Martin Read <zen75...@zen.co.uk> writes:

> On 12/10/14 23:04, lee wrote:
>> Bas Wijnen <wij...@debian.org> writes:
>>> Because for a GR, a member of Debian has to request it and it needs to
>>> be seconded by at least 5 other members (constitution 4.2.1, 4.2.7).
>>> This has not happened.
>>
>> I know, and I'm suggesting to omit this requirement.
>
> Technically, there *is* a way for a GR to be brought forward for
> discussion and voting without having six DDs supporting it: the
> Project Leader can personally propose it. The Project Leader has not
> done so, and the Debian Constitution does not place any obligation on
> the holder of the post of Project Leader to propose any particular
> General Resolution.
>
> Any change to these constitutional arrangements would require the
> Debian Constitution to be amended, which (per the Constitution)
> requires a General Resolution validly proposed under the existing
> arrangements and then passed by a 3:1 supermajority in the ensuing
> vote.
>
> I would argue in any event that it's probably inappropriate for the
> Project Leader to propose a General Resolution which has already been
> proposed by a DD and failed to receive the required number of
> sponsors.

This sounds like a very bad situation to me in which Debian has gotten
stuck.  It's a good reason to re-consider the rules and to change them
so that getting stuck with an issue these rules are not adequate to deal
with hopefully doesn't come up so easily again.  It's also a good reason
to let the rules be rules and to do what it is right instead --- no harm
would come from having a GR.

>> Then they shouldn't say in their social contract that the users and
>> their needs are the priority.
>
> It is precisely *because* decisions in Debian are not made by the
> users-at-large, but only by the Debian developers, that the social
> contract by which the developers are expected to abide when working on
> the Debian project must explicitly state that the interests and needs
> of the users are important.

The contract doesn't claim that the interests and needs of the users are
important.  It says:


"We will be guided by the needs of our users and the free software
community. We will place their interests first in our priorities. We
will support the needs of our users for operation in many different
kinds of computing environments [...]"[1]

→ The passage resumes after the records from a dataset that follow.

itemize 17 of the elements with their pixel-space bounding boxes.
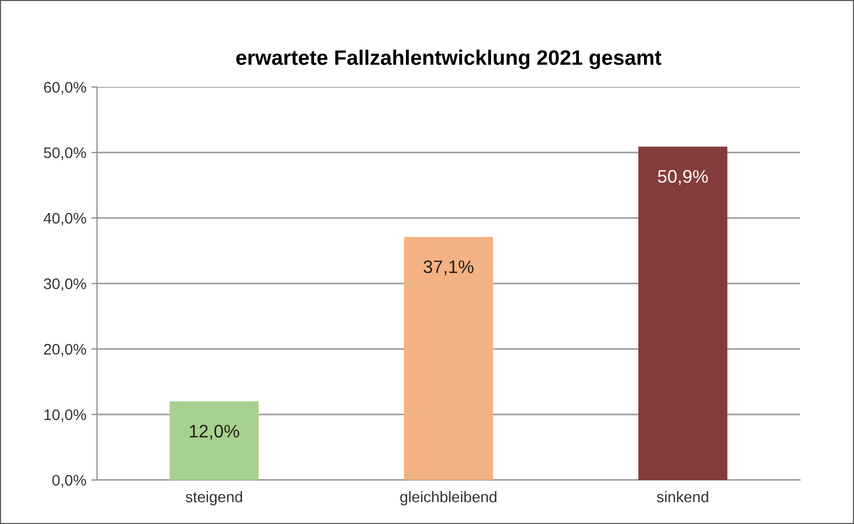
bar bbox=[404, 236, 494, 480]
data-label: 37,1% bbox=[424, 260, 474, 276]
bar bbox=[170, 401, 259, 480]
x-tick-label: sinkend bbox=[656, 491, 708, 502]
y-tick-label: 60,0% bbox=[44, 82, 86, 94]
y-tick-label: 50,0% bbox=[44, 147, 86, 160]
y-tick-label: 20,0% bbox=[44, 344, 86, 356]
bar bbox=[638, 146, 728, 480]
y-tick-label: 0,0% bbox=[52, 474, 86, 488]
y-tick-label: 10,0% bbox=[44, 409, 86, 422]
y-tick-label: 30,0% bbox=[44, 278, 86, 291]
y-tick-label: 40,0% bbox=[44, 212, 86, 226]
x-tick-label: gleichbleibend bbox=[400, 491, 496, 506]
data-label: 12,0% bbox=[190, 424, 240, 440]
x-tick-label: steigend bbox=[186, 491, 242, 506]
data-label: 50,9% bbox=[658, 170, 708, 185]
chart-title: erwartete Fallzahlentwicklung 2021 gesamt bbox=[236, 50, 662, 70]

It is irrelevant whether the needs or interests of the users are
important.  The contract merely claims that the interests of the users
are the first priority.  That's a pretty strong statement, actually.

Do you feel more like that what the contract says is actually true or
more like that it is not?  If the contract was true, then how could
Debian let itself get stuck in the bad situation as decribed above?


[1]: https://www.debian.org/social_contract


> This, of course, leads us to two interesting points:
> 1) the Debian Developers are themselves users of Debian

Then they should have no more or less power to make decisions than users
have.  As long as they have more power to make decisions than users
have, the interests of the users are not the first priority of the
developers.

> 2) the Debian user community is not a monolithic entity whose
> constituent parts have uniform and identical interests and needs

Isn't that another good reason to not let a (small) part of the users
have more power than another (larger) part?

> Besides, I very much doubt a proposal to redraft the DSC in a way that
> removed the passages about the importance of the users would receive
> even a 1:1 majority, let alone the 3:1 majority required to supersede
> one of the constitutionally-designated Foundational Documents.

Why would such a document need some kind of majority to be changed when
what it claims is obviously not true?  To what it shall be changed is a
different question which might require some sort of majority.  Do the
Debians have no honour, or do they think so low of themselves that they
would keep up false claims in their constitutional documents?

The page says the document was last changed over ten years ago[1].  A
lot can happen within ten years.


-- 
Again we must be afraid of speaking of daemons for fear that daemons
might swallow us.  Finally, this fear has become reasonable.